You have experienced the pain of a love rejected. Did they even get it? Do I?
I know God, that this dramatic story extends further than Israel. It reaches right across humanity. We are the prostitute – ever unfaithful. I am Gomer. You are Hosea. Even though I am ruined by sin and constantly returning to my lovers, You would say of me,
“How can I give you up? How can I hand you over? How can I treat you like one destroyed in anger? My heart is changed within me; all my compassion is aroused” (Hosea 11:8, NIV). “I will heal their waywardness and love them freely, for my anger has turned away from them” (Hosea 14:4, NIV). Your Love is a redeeming love, it will win…and one day I will experience Your love’s perfection. But even today, You again invite me into intimacy, “Let me Love you and I will Love you”. You offer this to me now, here, broken, and messed up. You know all that is in me and about me, and yet You still desire me.
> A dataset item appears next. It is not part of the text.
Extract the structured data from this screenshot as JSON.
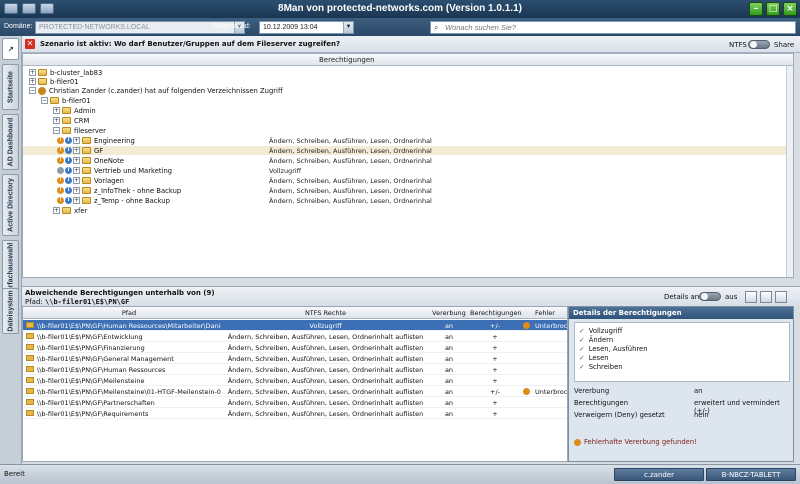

If the casual sex with many lovers is my empty, counterfeit, destructive, in vain search for a love that cannot satisfy, what is it that You are offering me instead? Who am I to You that You would bother? Who would I become were I to fall into that Perfect Love and allow it to embrace me?
Lover of my Soul, what is this love you offer?
Continued in next week’s blog…
2 replies on “Counterfeit lovers…”
The poem … I get that … might not be makeup and dressing right, but us blokes definitely have our own version of ‘I am survive’. Our ‘all good’, remain casual, talk it up, get on with the job at hand, make it a joke … push deep down our pain, insecurities and guilt. Well that’s true of me more often than I would like to admit. Thanks Lorraine.
Thanks, Campbell. Thanks for being honest. I think we know that from early in life we learn survival and look-to-our-own-strength as coping mechanisms. We are told – “Real men don’t cry. Pull it together…” but these ways of coping move deceptively quickly from a way to deal with our stuff to being a counterfeit ‘lover’. This lover will say, “you can trust yourself”, “you are the only safe place for you”, “you will be there for you”, “you know what is best for you”,etc. Trusting in our own strength will invariably fail us. To put up a wall, to ‘survive’, to bury deep, to cover, is a fraudulent ‘lover’ compared to the one who is the true Lover of our Souls – He is for us, He is safe, He is always there, He loves us, and the love he has is the only genuine, completely able to do what is needed to be done within us, love.